А на следующее утро я наблюдал за окном дикую, нездоровую суету. Как будто где-то заложили часовую бомбу, и теперь все сбивались с ног в ее поисках. Когда стемнело, люди зажгли фонарики и повсюду носились с ними. Вечер я продежурил на балконе, дожидаясь соседа. Он, видимо, тоже рыскал по двору и вернулся поздно. Оказалось, сбежал мой бессловесный друг. Как рассказала его мать, прошлой ночью он проснулся и стал с криками шарахаться ото всех. Ничего не объяснял, а когда его называли по имени, только злился. Оделся, растолкал близких — и выбежал! Прокричав напоследок, что никакой он не Слава…
— Не Слава?

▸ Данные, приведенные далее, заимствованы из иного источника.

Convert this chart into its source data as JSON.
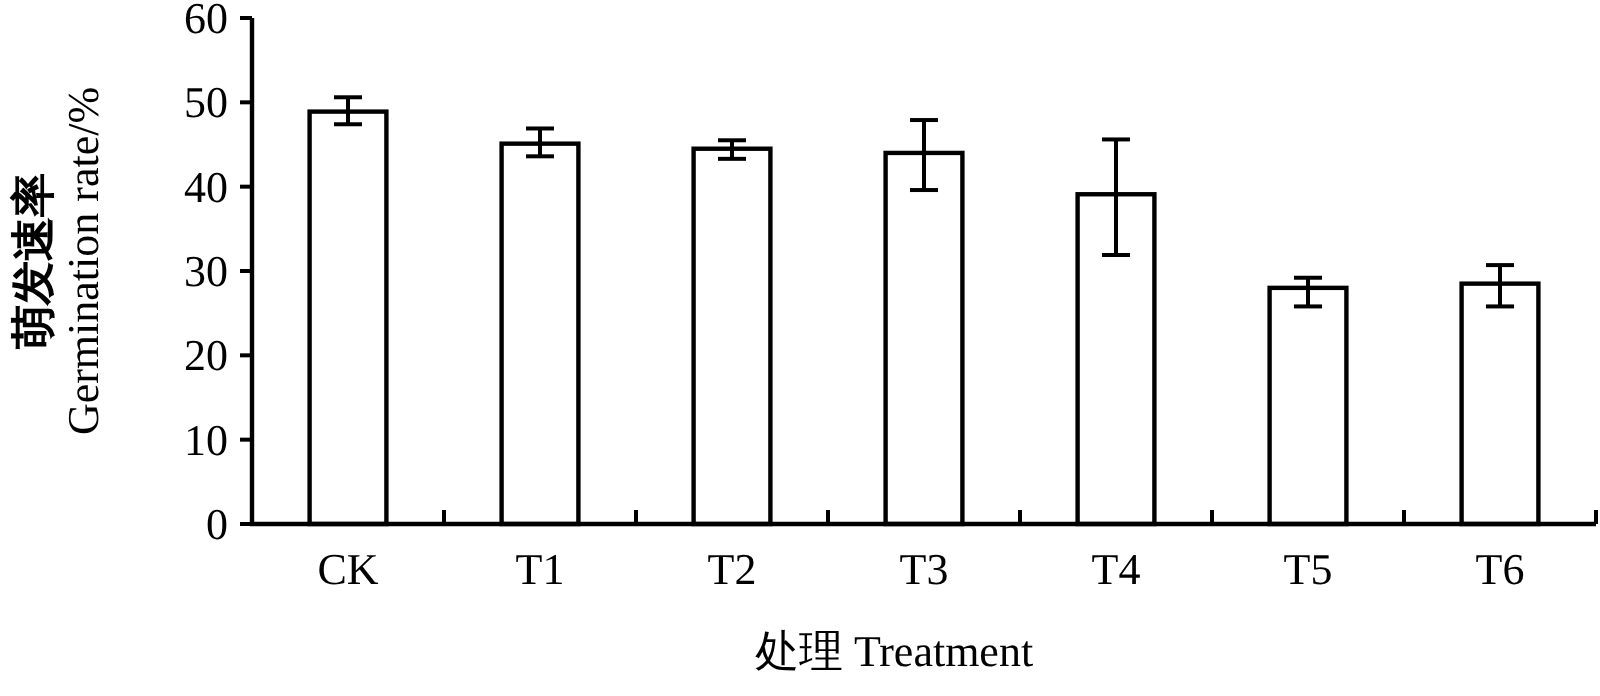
{
  "chart_data": {
    "type": "bar",
    "xlabel": "处理 Treatment",
    "ylabel": "萌发速率\nGermination rate/%",
    "categories": [
      "CK",
      "T1",
      "T2",
      "T3",
      "T4",
      "T5",
      "T6"
    ],
    "values": [
      48.9,
      45.1,
      44.5,
      44.0,
      39.1,
      28.0,
      28.5
    ],
    "errors": [
      [
        47.4,
        50.6
      ],
      [
        43.6,
        46.9
      ],
      [
        43.3,
        45.5
      ],
      [
        39.6,
        47.9
      ],
      [
        31.9,
        45.6
      ],
      [
        25.8,
        29.2
      ],
      [
        25.8,
        30.7
      ]
    ],
    "color": "#ffffff",
    "ylim": [
      0,
      60
    ],
    "yticks": [
      0,
      10,
      20,
      30,
      40,
      50,
      60
    ],
    "grid": false
  }
}
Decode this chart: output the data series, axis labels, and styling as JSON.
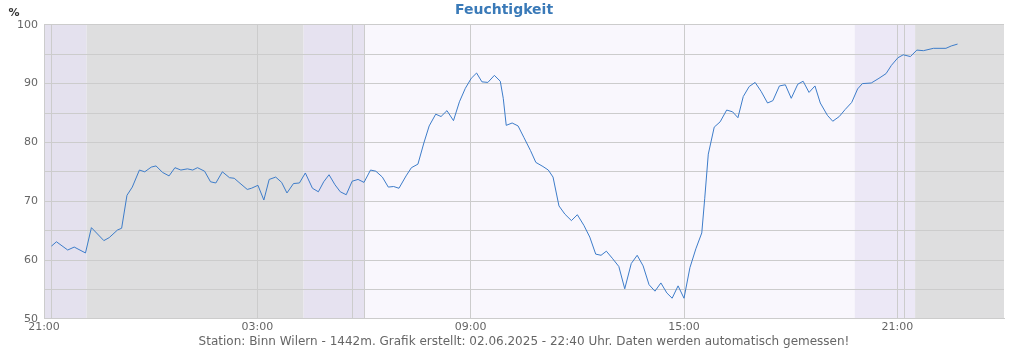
{
  "chart_data": {
    "type": "line",
    "title": "Feuchtigkeit",
    "ylabel": "%",
    "annotations": [
      "Station: Binn Wilern - 1442m. Grafik erstellt: 02.06.2025 - 22:40 Uhr. Daten werden automatisch gemessen!"
    ],
    "x": [
      "2025-06-01T21:13",
      "2025-06-01T21:21",
      "2025-06-01T21:40",
      "2025-06-01T21:51",
      "2025-06-01T22:10",
      "2025-06-01T22:20",
      "2025-06-01T22:41",
      "2025-06-01T22:50",
      "2025-06-01T23:04",
      "2025-06-01T23:11",
      "2025-06-01T23:20",
      "2025-06-01T23:29",
      "2025-06-01T23:41",
      "2025-06-01T23:50",
      "2025-06-02T00:01",
      "2025-06-02T00:09",
      "2025-06-02T00:20",
      "2025-06-02T00:31",
      "2025-06-02T00:41",
      "2025-06-02T00:51",
      "2025-06-02T01:02",
      "2025-06-02T01:11",
      "2025-06-02T01:19",
      "2025-06-02T01:31",
      "2025-06-02T01:41",
      "2025-06-02T01:50",
      "2025-06-02T02:01",
      "2025-06-02T02:13",
      "2025-06-02T02:21",
      "2025-06-02T02:29",
      "2025-06-02T02:43",
      "2025-06-02T02:50",
      "2025-06-02T03:01",
      "2025-06-02T03:11",
      "2025-06-02T03:20",
      "2025-06-02T03:31",
      "2025-06-02T03:41",
      "2025-06-02T03:50",
      "2025-06-02T04:01",
      "2025-06-02T04:11",
      "2025-06-02T04:21",
      "2025-06-02T04:33",
      "2025-06-02T04:43",
      "2025-06-02T04:52",
      "2025-06-02T05:01",
      "2025-06-02T05:11",
      "2025-06-02T05:20",
      "2025-06-02T05:30",
      "2025-06-02T05:40",
      "2025-06-02T05:50",
      "2025-06-02T06:00",
      "2025-06-02T06:11",
      "2025-06-02T06:20",
      "2025-06-02T06:31",
      "2025-06-02T06:41",
      "2025-06-02T06:50",
      "2025-06-02T06:59",
      "2025-06-02T07:11",
      "2025-06-02T07:20",
      "2025-06-02T07:31",
      "2025-06-02T07:41",
      "2025-06-02T07:50",
      "2025-06-02T08:01",
      "2025-06-02T08:10",
      "2025-06-02T08:20",
      "2025-06-02T08:31",
      "2025-06-02T08:41",
      "2025-06-02T08:51",
      "2025-06-02T09:01",
      "2025-06-02T09:10",
      "2025-06-02T09:19",
      "2025-06-02T09:29",
      "2025-06-02T09:40",
      "2025-06-02T09:50",
      "2025-06-02T09:55",
      "2025-06-02T10:00",
      "2025-06-02T10:10",
      "2025-06-02T10:20",
      "2025-06-02T10:30",
      "2025-06-02T10:41",
      "2025-06-02T10:50",
      "2025-06-02T11:02",
      "2025-06-02T11:11",
      "2025-06-02T11:19",
      "2025-06-02T11:29",
      "2025-06-02T11:39",
      "2025-06-02T11:50",
      "2025-06-02T12:00",
      "2025-06-02T12:11",
      "2025-06-02T12:21",
      "2025-06-02T12:31",
      "2025-06-02T12:40",
      "2025-06-02T12:49",
      "2025-06-02T12:59",
      "2025-06-02T13:10",
      "2025-06-02T13:20",
      "2025-06-02T13:31",
      "2025-06-02T13:41",
      "2025-06-02T13:51",
      "2025-06-02T14:01",
      "2025-06-02T14:11",
      "2025-06-02T14:21",
      "2025-06-02T14:31",
      "2025-06-02T14:40",
      "2025-06-02T14:50",
      "2025-06-02T15:00",
      "2025-06-02T15:10",
      "2025-06-02T15:20",
      "2025-06-02T15:30",
      "2025-06-02T15:35",
      "2025-06-02T15:41",
      "2025-06-02T15:51",
      "2025-06-02T16:01",
      "2025-06-02T16:12",
      "2025-06-02T16:22",
      "2025-06-02T16:31",
      "2025-06-02T16:40",
      "2025-06-02T16:50",
      "2025-06-02T17:00",
      "2025-06-02T17:10",
      "2025-06-02T17:21",
      "2025-06-02T17:30",
      "2025-06-02T17:41",
      "2025-06-02T17:51",
      "2025-06-02T18:01",
      "2025-06-02T18:12",
      "2025-06-02T18:21",
      "2025-06-02T18:31",
      "2025-06-02T18:41",
      "2025-06-02T18:50",
      "2025-06-02T19:02",
      "2025-06-02T19:11",
      "2025-06-02T19:22",
      "2025-06-02T19:32",
      "2025-06-02T19:43",
      "2025-06-02T19:53",
      "2025-06-02T20:01",
      "2025-06-02T20:16",
      "2025-06-02T20:29",
      "2025-06-02T20:41",
      "2025-06-02T20:50",
      "2025-06-02T21:01",
      "2025-06-02T21:10",
      "2025-06-02T21:22",
      "2025-06-02T21:33",
      "2025-06-02T21:44",
      "2025-06-02T22:01",
      "2025-06-02T22:22",
      "2025-06-02T22:31",
      "2025-06-02T22:41"
    ],
    "series": [
      {
        "color": "#3d7cc9",
        "values": [
          62.4,
          63.1,
          61.7,
          62.2,
          61.2,
          65.5,
          63.3,
          63.8,
          65.1,
          65.4,
          71.0,
          72.4,
          75.3,
          75.0,
          75.8,
          76.0,
          74.9,
          74.3,
          75.7,
          75.3,
          75.5,
          75.3,
          75.7,
          75.1,
          73.3,
          73.1,
          75.0,
          74.0,
          73.9,
          73.2,
          72.0,
          72.2,
          72.7,
          70.2,
          73.7,
          74.1,
          73.2,
          71.4,
          73.0,
          73.1,
          74.8,
          72.2,
          71.6,
          73.3,
          74.5,
          72.8,
          71.6,
          71.1,
          73.4,
          73.7,
          73.2,
          75.3,
          75.1,
          74.1,
          72.4,
          72.5,
          72.2,
          74.3,
          75.7,
          76.3,
          79.9,
          82.8,
          84.8,
          84.4,
          85.4,
          83.7,
          86.9,
          89.2,
          90.9,
          91.8,
          90.3,
          90.2,
          91.4,
          90.4,
          87.5,
          82.9,
          83.3,
          82.8,
          80.8,
          78.6,
          76.6,
          75.9,
          75.3,
          74.1,
          69.2,
          67.8,
          66.7,
          67.7,
          65.9,
          63.9,
          61.0,
          60.8,
          61.5,
          60.3,
          58.9,
          55.1,
          59.4,
          60.8,
          59.0,
          55.8,
          54.7,
          56.1,
          54.4,
          53.5,
          55.6,
          53.5,
          58.7,
          61.9,
          64.6,
          70.5,
          78.0,
          82.6,
          83.5,
          85.5,
          85.2,
          84.2,
          87.8,
          89.5,
          90.2,
          88.7,
          86.7,
          87.1,
          89.6,
          89.8,
          87.5,
          89.9,
          90.4,
          88.5,
          89.6,
          86.7,
          84.6,
          83.6,
          84.4,
          85.6,
          86.8,
          89.1,
          90.0,
          90.1,
          90.9,
          91.7,
          93.1,
          94.4,
          94.9,
          94.6,
          95.7,
          95.6,
          96.0,
          96.0,
          96.4,
          96.7
        ]
      }
    ],
    "xlim": [
      "2025-06-01T21:00",
      "2025-06-03T00:00"
    ],
    "xticks": [
      {
        "value": "2025-06-01T21:00",
        "label": "21:00"
      },
      {
        "value": "2025-06-02T03:00",
        "label": "03:00"
      },
      {
        "value": "2025-06-02T09:00",
        "label": "09:00"
      },
      {
        "value": "2025-06-02T15:00",
        "label": "15:00"
      },
      {
        "value": "2025-06-02T21:00",
        "label": "21:00"
      }
    ],
    "ylim": [
      50,
      100
    ],
    "yticks": [
      50,
      {
        "value": 55,
        "label": null
      },
      60,
      {
        "value": 65,
        "label": null
      },
      70,
      {
        "value": 75,
        "label": null
      },
      80,
      {
        "value": 85,
        "label": null
      },
      90,
      {
        "value": 95,
        "label": null
      },
      100
    ],
    "bands": [
      {
        "axis": "x",
        "from": "2025-06-01T21:00",
        "to": "2025-06-01T22:12",
        "color": "#e4e1ee"
      },
      {
        "axis": "x",
        "from": "2025-06-01T22:12",
        "to": "2025-06-02T04:18",
        "color": "#dededf"
      },
      {
        "axis": "x",
        "from": "2025-06-02T04:18",
        "to": "2025-06-02T06:00",
        "color": "#e6e2f0"
      },
      {
        "axis": "x",
        "from": "2025-06-02T06:00",
        "to": "2025-06-02T19:48",
        "color": "#f9f7fd"
      },
      {
        "axis": "x",
        "from": "2025-06-02T19:48",
        "to": "2025-06-02T21:30",
        "color": "#ece8f6"
      },
      {
        "axis": "x",
        "from": "2025-06-02T21:30",
        "to": "2025-06-03T00:00",
        "color": "#dededf"
      }
    ],
    "ref_lines": [
      {
        "axis": "x",
        "value": "2025-06-01T21:12",
        "color": "#cccccc"
      },
      {
        "axis": "x",
        "value": "2025-06-02T05:39",
        "color": "#cccccc"
      },
      {
        "axis": "x",
        "value": "2025-06-02T06:00",
        "color": "#cccccc"
      },
      {
        "axis": "x",
        "value": "2025-06-02T21:12",
        "color": "#cccccc"
      }
    ],
    "grid": true,
    "legend": false,
    "marker": "none",
    "line_style": "solid"
  }
}
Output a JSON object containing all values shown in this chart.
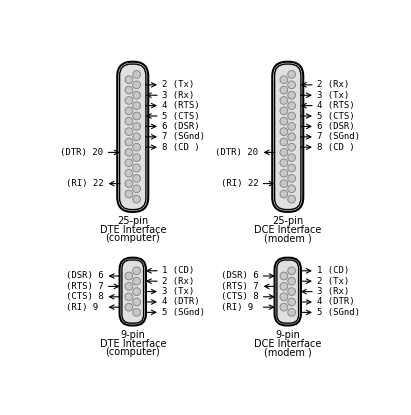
{
  "bg_color": "#ffffff",
  "conn_outer_fill": "#f2f2f2",
  "conn_inner_fill": "#e8e8e8",
  "conn_edge": "#000000",
  "pin_fill": "#c8c8c8",
  "pin_edge": "#888888",
  "arrow_color": "#000000",
  "text_color": "#000000",
  "font_size": 6.5,
  "label_font_size": 7.0,
  "db25_dte_label": [
    "25-pin",
    "DTE Interface",
    "(computer)"
  ],
  "db25_dce_label": [
    "25-pin",
    "DCE Interface",
    "(modem )"
  ],
  "db9_dte_label": [
    "9-pin",
    "DTE Interface",
    "(computer)"
  ],
  "db9_dce_label": [
    "9-pin",
    "DCE Interface",
    "(modem )"
  ]
}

А кто?
— Вот и я сразу спросил, кто. Через минуту после того, как из подъезда выбежали его тетки, это имя знал весь двор. Он назвался Колей. Колей Северцевым.
Я вцепился в подлокотники, точно сидел не в кресле своей гостиной, а в кабинке аттракциона, вихлявшейся высоко над землей на сумасшедшей скорости под мощными порывами бокового ветра. Рот не хотел раскрываться.
— Но почему… почему Колей Северцевым?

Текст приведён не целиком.